The amendment of T.R. 72(D) came about as a result of input from the bar of Indiana. It was emphasized that the former rule effectively required attorneys to continuously check the docket books of each court in which they had a case pending in order to protect their clients from forfeiture of appellate rights due to expiration of time caused by the attorney's ignorance of the existence of a ruling or order.

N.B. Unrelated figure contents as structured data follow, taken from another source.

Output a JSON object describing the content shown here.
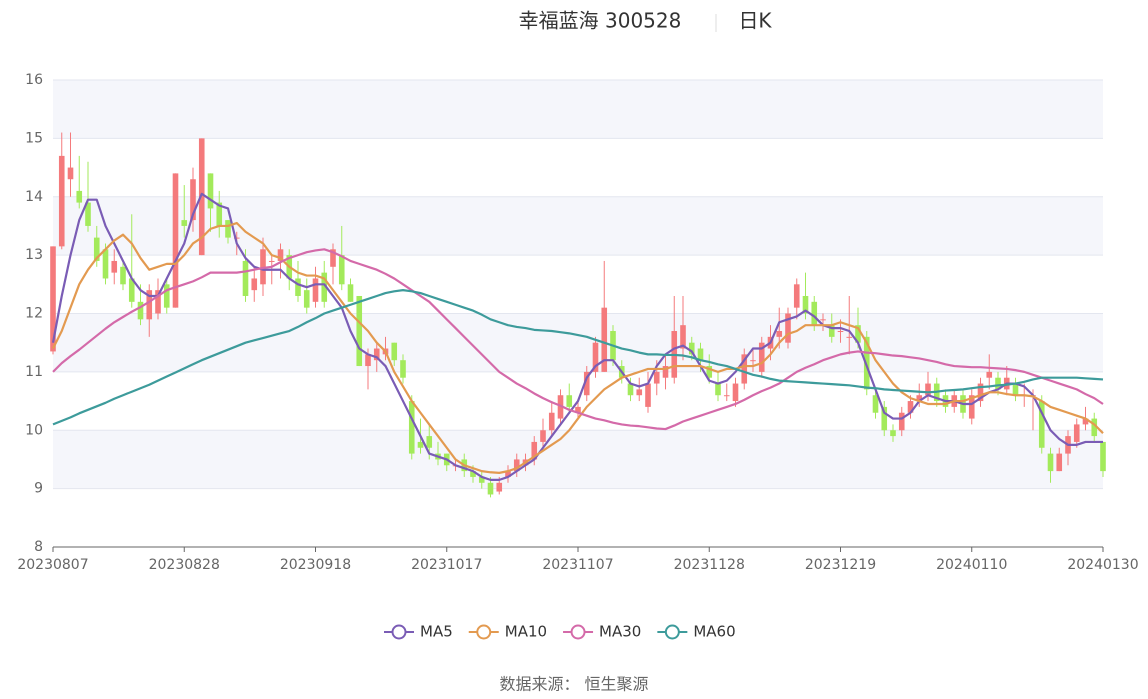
{
  "chart_data": {
    "type": "candlestick",
    "title": "幸福蓝海 300528",
    "period": "日K",
    "source": "数据来源： 恒生聚源",
    "ylim": [
      8,
      16
    ],
    "yticks": [
      8,
      9,
      10,
      11,
      12,
      13,
      14,
      15,
      16
    ],
    "grid": true,
    "legend": "bottom",
    "up_color": "#f47a7c",
    "down_color": "#a3ea5b",
    "categories": [
      "20230807",
      null,
      null,
      null,
      null,
      null,
      null,
      null,
      null,
      null,
      null,
      null,
      null,
      null,
      null,
      "20230828",
      null,
      null,
      null,
      null,
      null,
      null,
      null,
      null,
      null,
      null,
      null,
      null,
      null,
      null,
      "20230918",
      null,
      null,
      null,
      null,
      null,
      null,
      null,
      null,
      null,
      null,
      null,
      null,
      null,
      null,
      "20231017",
      null,
      null,
      null,
      null,
      null,
      null,
      null,
      null,
      null,
      null,
      null,
      null,
      null,
      null,
      "20231107",
      null,
      null,
      null,
      null,
      null,
      null,
      null,
      null,
      null,
      null,
      null,
      null,
      null,
      null,
      "20231128",
      null,
      null,
      null,
      null,
      null,
      null,
      null,
      null,
      null,
      null,
      null,
      null,
      null,
      null,
      "20231219",
      null,
      null,
      null,
      null,
      null,
      null,
      null,
      null,
      null,
      null,
      null,
      null,
      null,
      null,
      "20240110",
      null,
      null,
      null,
      null,
      null,
      null,
      null,
      null,
      null,
      null,
      null,
      null,
      null,
      null,
      "20240130"
    ],
    "open_close_low_high": [
      [
        11.35,
        13.15,
        11.3,
        13.15
      ],
      [
        13.15,
        14.7,
        13.1,
        15.1
      ],
      [
        14.3,
        14.5,
        14.0,
        15.1
      ],
      [
        14.1,
        13.9,
        13.8,
        14.7
      ],
      [
        13.9,
        13.5,
        13.4,
        14.6
      ],
      [
        13.3,
        12.9,
        12.8,
        13.5
      ],
      [
        13.1,
        12.6,
        12.5,
        13.2
      ],
      [
        12.7,
        12.9,
        12.5,
        13.1
      ],
      [
        12.8,
        12.5,
        12.4,
        12.9
      ],
      [
        12.6,
        12.2,
        12.1,
        13.7
      ],
      [
        12.2,
        11.9,
        11.8,
        12.5
      ],
      [
        11.9,
        12.4,
        11.6,
        12.5
      ],
      [
        12.0,
        12.4,
        11.9,
        12.6
      ],
      [
        12.5,
        12.1,
        12.0,
        12.6
      ],
      [
        12.1,
        14.4,
        12.1,
        14.4
      ],
      [
        13.6,
        13.5,
        13.3,
        14.2
      ],
      [
        13.6,
        14.3,
        13.4,
        14.5
      ],
      [
        13.0,
        15.0,
        13.0,
        15.0
      ],
      [
        14.4,
        13.8,
        13.4,
        14.4
      ],
      [
        13.9,
        13.5,
        13.3,
        14.1
      ],
      [
        13.6,
        13.3,
        13.2,
        13.6
      ],
      [
        13.3,
        13.3,
        13.0,
        13.4
      ],
      [
        12.9,
        12.3,
        12.2,
        13.1
      ],
      [
        12.4,
        12.6,
        12.2,
        12.8
      ],
      [
        12.5,
        13.1,
        12.3,
        13.3
      ],
      [
        12.9,
        12.9,
        12.5,
        13.0
      ],
      [
        12.9,
        13.1,
        12.6,
        13.2
      ],
      [
        13.0,
        12.6,
        12.4,
        13.1
      ],
      [
        12.6,
        12.3,
        12.2,
        12.9
      ],
      [
        12.4,
        12.1,
        12.0,
        12.6
      ],
      [
        12.2,
        12.6,
        12.1,
        12.8
      ],
      [
        12.7,
        12.2,
        12.1,
        12.9
      ],
      [
        12.8,
        13.1,
        12.5,
        13.2
      ],
      [
        13.0,
        12.5,
        12.4,
        13.5
      ],
      [
        12.5,
        12.2,
        12.2,
        12.6
      ],
      [
        12.3,
        11.1,
        11.1,
        12.3
      ],
      [
        11.1,
        11.3,
        10.7,
        11.4
      ],
      [
        11.2,
        11.4,
        11.0,
        11.5
      ],
      [
        11.3,
        11.4,
        11.2,
        11.6
      ],
      [
        11.5,
        11.2,
        11.1,
        11.5
      ],
      [
        11.2,
        10.9,
        10.8,
        11.3
      ],
      [
        10.5,
        9.6,
        9.5,
        10.6
      ],
      [
        9.8,
        9.7,
        9.6,
        10.2
      ],
      [
        9.9,
        9.7,
        9.5,
        10.1
      ],
      [
        9.6,
        9.5,
        9.4,
        9.8
      ],
      [
        9.6,
        9.4,
        9.3,
        9.6
      ],
      [
        9.4,
        9.4,
        9.3,
        9.5
      ],
      [
        9.5,
        9.3,
        9.2,
        9.6
      ],
      [
        9.3,
        9.2,
        9.1,
        9.4
      ],
      [
        9.2,
        9.1,
        9.0,
        9.3
      ],
      [
        9.1,
        8.9,
        8.85,
        9.2
      ],
      [
        8.95,
        9.1,
        8.9,
        9.2
      ],
      [
        9.2,
        9.3,
        9.1,
        9.4
      ],
      [
        9.3,
        9.5,
        9.2,
        9.6
      ],
      [
        9.4,
        9.5,
        9.3,
        9.6
      ],
      [
        9.5,
        9.8,
        9.4,
        9.9
      ],
      [
        9.8,
        10.0,
        9.7,
        10.2
      ],
      [
        10.0,
        10.3,
        9.9,
        10.5
      ],
      [
        10.2,
        10.6,
        10.1,
        10.7
      ],
      [
        10.6,
        10.4,
        10.3,
        10.8
      ],
      [
        10.3,
        10.4,
        10.2,
        10.5
      ],
      [
        10.6,
        11.0,
        10.5,
        11.1
      ],
      [
        11.0,
        11.5,
        10.9,
        11.6
      ],
      [
        11.0,
        12.1,
        11.0,
        12.9
      ],
      [
        11.7,
        11.2,
        11.1,
        11.8
      ],
      [
        11.1,
        10.9,
        10.8,
        11.2
      ],
      [
        10.8,
        10.6,
        10.5,
        10.9
      ],
      [
        10.6,
        10.7,
        10.5,
        10.9
      ],
      [
        10.4,
        10.8,
        10.3,
        11.0
      ],
      [
        10.8,
        11.0,
        10.6,
        11.2
      ],
      [
        10.9,
        11.1,
        10.7,
        11.3
      ],
      [
        10.9,
        11.7,
        10.8,
        12.3
      ],
      [
        11.4,
        11.8,
        11.2,
        12.3
      ],
      [
        11.5,
        11.3,
        11.2,
        11.6
      ],
      [
        11.4,
        11.2,
        11.0,
        11.5
      ],
      [
        11.1,
        10.9,
        10.8,
        11.3
      ],
      [
        10.8,
        10.6,
        10.5,
        11.0
      ],
      [
        10.6,
        10.6,
        10.5,
        10.8
      ],
      [
        10.5,
        10.8,
        10.4,
        10.9
      ],
      [
        10.8,
        11.3,
        10.7,
        11.4
      ],
      [
        11.2,
        11.2,
        11.0,
        11.4
      ],
      [
        11.0,
        11.5,
        10.9,
        11.6
      ],
      [
        11.4,
        11.6,
        11.2,
        11.8
      ],
      [
        11.6,
        11.7,
        11.4,
        12.1
      ],
      [
        11.5,
        12.0,
        11.4,
        12.1
      ],
      [
        12.1,
        12.5,
        11.9,
        12.6
      ],
      [
        12.3,
        12.0,
        11.9,
        12.7
      ],
      [
        12.2,
        11.8,
        11.7,
        12.3
      ],
      [
        11.9,
        11.9,
        11.7,
        12.0
      ],
      [
        11.8,
        11.6,
        11.5,
        12.0
      ],
      [
        11.7,
        11.7,
        11.5,
        11.9
      ],
      [
        11.6,
        11.6,
        11.3,
        12.3
      ],
      [
        11.8,
        11.5,
        11.4,
        12.1
      ],
      [
        11.6,
        10.7,
        10.6,
        11.7
      ],
      [
        10.6,
        10.3,
        10.2,
        10.7
      ],
      [
        10.4,
        10.0,
        9.9,
        10.5
      ],
      [
        10.0,
        9.9,
        9.8,
        10.1
      ],
      [
        10.0,
        10.3,
        9.9,
        10.4
      ],
      [
        10.3,
        10.5,
        10.2,
        10.6
      ],
      [
        10.5,
        10.6,
        10.4,
        10.8
      ],
      [
        10.6,
        10.8,
        10.5,
        11.0
      ],
      [
        10.8,
        10.5,
        10.4,
        10.9
      ],
      [
        10.6,
        10.4,
        10.3,
        10.7
      ],
      [
        10.4,
        10.6,
        10.3,
        10.7
      ],
      [
        10.6,
        10.3,
        10.2,
        10.7
      ],
      [
        10.2,
        10.6,
        10.1,
        10.7
      ],
      [
        10.5,
        10.8,
        10.4,
        10.9
      ],
      [
        10.9,
        11.0,
        10.7,
        11.3
      ],
      [
        10.9,
        10.7,
        10.6,
        11.0
      ],
      [
        10.7,
        10.9,
        10.6,
        11.1
      ],
      [
        10.8,
        10.6,
        10.5,
        10.9
      ],
      [
        10.6,
        10.6,
        10.4,
        10.8
      ],
      [
        10.6,
        10.6,
        10.0,
        10.7
      ],
      [
        10.5,
        9.7,
        9.6,
        10.6
      ],
      [
        9.6,
        9.3,
        9.1,
        9.7
      ],
      [
        9.3,
        9.6,
        9.3,
        9.7
      ],
      [
        9.6,
        9.9,
        9.4,
        10.0
      ],
      [
        9.8,
        10.1,
        9.7,
        10.2
      ],
      [
        10.1,
        10.2,
        10.0,
        10.4
      ],
      [
        10.2,
        9.9,
        9.8,
        10.3
      ],
      [
        9.8,
        9.3,
        9.2,
        9.8
      ]
    ],
    "series": [
      {
        "name": "MA5",
        "color": "#7a5cb5",
        "values": [
          11.5,
          12.3,
          13.0,
          13.6,
          13.95,
          13.95,
          13.5,
          13.2,
          12.9,
          12.6,
          12.4,
          12.3,
          12.3,
          12.6,
          12.9,
          13.2,
          13.7,
          14.05,
          13.95,
          13.85,
          13.8,
          13.2,
          12.95,
          12.8,
          12.75,
          12.75,
          12.75,
          12.6,
          12.5,
          12.45,
          12.5,
          12.5,
          12.3,
          12.1,
          11.7,
          11.4,
          11.3,
          11.25,
          11.1,
          10.8,
          10.5,
          10.2,
          9.9,
          9.6,
          9.55,
          9.5,
          9.4,
          9.35,
          9.3,
          9.2,
          9.15,
          9.15,
          9.2,
          9.3,
          9.4,
          9.5,
          9.7,
          9.9,
          10.1,
          10.3,
          10.5,
          10.9,
          11.1,
          11.2,
          11.2,
          11.0,
          10.8,
          10.75,
          10.8,
          11.1,
          11.3,
          11.4,
          11.45,
          11.35,
          11.1,
          10.85,
          10.8,
          10.85,
          11.0,
          11.2,
          11.4,
          11.4,
          11.5,
          11.85,
          11.9,
          11.95,
          12.05,
          11.95,
          11.8,
          11.75,
          11.75,
          11.7,
          11.5,
          11.1,
          10.7,
          10.3,
          10.2,
          10.2,
          10.3,
          10.5,
          10.6,
          10.55,
          10.5,
          10.5,
          10.45,
          10.45,
          10.55,
          10.65,
          10.7,
          10.8,
          10.8,
          10.75,
          10.6,
          10.3,
          10.0,
          9.85,
          9.75,
          9.75,
          9.8,
          9.8,
          9.8
        ]
      },
      {
        "name": "MA10",
        "color": "#e39a50",
        "values": [
          11.4,
          11.7,
          12.1,
          12.5,
          12.75,
          12.95,
          13.1,
          13.25,
          13.35,
          13.2,
          12.95,
          12.75,
          12.8,
          12.85,
          12.85,
          13.0,
          13.2,
          13.3,
          13.45,
          13.5,
          13.5,
          13.55,
          13.4,
          13.3,
          13.2,
          13.0,
          12.95,
          12.8,
          12.7,
          12.65,
          12.65,
          12.6,
          12.4,
          12.2,
          12.0,
          11.85,
          11.7,
          11.5,
          11.35,
          11.0,
          10.75,
          10.5,
          10.3,
          10.1,
          9.9,
          9.7,
          9.5,
          9.4,
          9.35,
          9.3,
          9.28,
          9.27,
          9.3,
          9.35,
          9.45,
          9.55,
          9.65,
          9.75,
          9.85,
          10.0,
          10.2,
          10.4,
          10.55,
          10.7,
          10.8,
          10.9,
          10.95,
          11.0,
          11.05,
          11.05,
          11.05,
          11.1,
          11.1,
          11.1,
          11.1,
          11.05,
          11.0,
          11.05,
          11.05,
          11.1,
          11.1,
          11.15,
          11.3,
          11.5,
          11.65,
          11.7,
          11.8,
          11.8,
          11.8,
          11.8,
          11.85,
          11.8,
          11.75,
          11.5,
          11.2,
          11.0,
          10.8,
          10.65,
          10.55,
          10.5,
          10.45,
          10.45,
          10.45,
          10.5,
          10.5,
          10.55,
          10.6,
          10.65,
          10.65,
          10.62,
          10.6,
          10.6,
          10.58,
          10.5,
          10.4,
          10.35,
          10.3,
          10.25,
          10.2,
          10.1,
          9.95
        ]
      },
      {
        "name": "MA30",
        "color": "#d46aa9",
        "values": [
          11.0,
          11.15,
          11.27,
          11.38,
          11.5,
          11.62,
          11.74,
          11.85,
          11.94,
          12.03,
          12.11,
          12.2,
          12.3,
          12.4,
          12.45,
          12.5,
          12.55,
          12.62,
          12.7,
          12.7,
          12.7,
          12.7,
          12.72,
          12.75,
          12.78,
          12.8,
          12.88,
          12.95,
          13.0,
          13.05,
          13.08,
          13.1,
          13.05,
          12.98,
          12.9,
          12.85,
          12.8,
          12.75,
          12.68,
          12.6,
          12.5,
          12.4,
          12.3,
          12.2,
          12.05,
          11.9,
          11.75,
          11.6,
          11.45,
          11.3,
          11.15,
          11.0,
          10.9,
          10.8,
          10.72,
          10.63,
          10.55,
          10.48,
          10.42,
          10.35,
          10.3,
          10.25,
          10.2,
          10.17,
          10.13,
          10.1,
          10.08,
          10.07,
          10.05,
          10.03,
          10.02,
          10.08,
          10.15,
          10.2,
          10.25,
          10.3,
          10.35,
          10.4,
          10.45,
          10.52,
          10.6,
          10.67,
          10.73,
          10.8,
          10.9,
          11.0,
          11.07,
          11.13,
          11.2,
          11.25,
          11.3,
          11.33,
          11.35,
          11.33,
          11.32,
          11.3,
          11.28,
          11.27,
          11.25,
          11.23,
          11.2,
          11.17,
          11.13,
          11.1,
          11.09,
          11.08,
          11.08,
          11.07,
          11.06,
          11.05,
          11.03,
          11.0,
          10.95,
          10.9,
          10.85,
          10.8,
          10.75,
          10.7,
          10.62,
          10.55,
          10.45
        ]
      },
      {
        "name": "MA60",
        "color": "#3d9b9b",
        "values": [
          10.1,
          10.16,
          10.22,
          10.29,
          10.35,
          10.41,
          10.47,
          10.54,
          10.6,
          10.66,
          10.72,
          10.78,
          10.85,
          10.92,
          10.99,
          11.06,
          11.13,
          11.2,
          11.26,
          11.32,
          11.38,
          11.44,
          11.5,
          11.54,
          11.58,
          11.62,
          11.66,
          11.7,
          11.77,
          11.85,
          11.92,
          12.0,
          12.05,
          12.1,
          12.15,
          12.2,
          12.25,
          12.3,
          12.35,
          12.38,
          12.4,
          12.38,
          12.35,
          12.3,
          12.25,
          12.2,
          12.15,
          12.1,
          12.05,
          11.98,
          11.9,
          11.85,
          11.8,
          11.77,
          11.75,
          11.72,
          11.71,
          11.7,
          11.68,
          11.66,
          11.63,
          11.6,
          11.55,
          11.5,
          11.45,
          11.4,
          11.37,
          11.33,
          11.3,
          11.3,
          11.29,
          11.29,
          11.28,
          11.25,
          11.2,
          11.17,
          11.13,
          11.1,
          11.05,
          11.0,
          10.95,
          10.92,
          10.88,
          10.85,
          10.84,
          10.83,
          10.82,
          10.81,
          10.8,
          10.79,
          10.78,
          10.77,
          10.75,
          10.73,
          10.72,
          10.7,
          10.69,
          10.68,
          10.67,
          10.66,
          10.65,
          10.66,
          10.68,
          10.69,
          10.7,
          10.72,
          10.74,
          10.75,
          10.77,
          10.78,
          10.8,
          10.83,
          10.87,
          10.9,
          10.9,
          10.9,
          10.9,
          10.9,
          10.89,
          10.88,
          10.87
        ]
      }
    ]
  }
}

*614 In response this court amended T.R. 72(D) to its present form to provide essentially that counsel could rely on the clerk's office to send notice and if such notice was not received, to provide an avenue through which to challenge the mailing of the notice. If the docket book is clear on its face that notice was mailed, then such a challenge is precluded. However, if the docket book is unclear and no other written evidence of the mailing exists, it is proper for the trial court to entertain a motion based on that premise.

Here, there were two distinct orders entered the same date and in the same paragraph. The handwritten notation of the attorneys' names evidences that some notice was sent to each counsel. However, the notation does not follow the ruling on the motion to correct error. Had it so followed, then the docket on its face would be sufficient to preclude challenge. Since it does not directly follow and does not mention that notice of both orders was mailed, the question of notice was open for consideration.

A hearing was held and both sides presented evidence. We review the determination of the trial court only for abuse of discretion. Here, the evidence could reasonably support the conclusion that the order granting stay of third-party proceedings was the only document mailed to counsel. The deputy clerk may have inadvertently failed to include a copy of the docket entry or believed the written order on the stay covered both rulings. Since the notation in the docket did not specifically relate what was mailed, the trial court did not abuse its discretion by invalidating the November 23, 1985 denial of ISTA's motion to correct errors.

The opinion of the Court of Appeals is hereby vacated and the order of the trial court granting ISTA's T.R. 60(B) motion is affirmed and reinstated.

SHEPARD, C.J., and GIVAN, PIVARNIK and DICKSON, JJ., concur.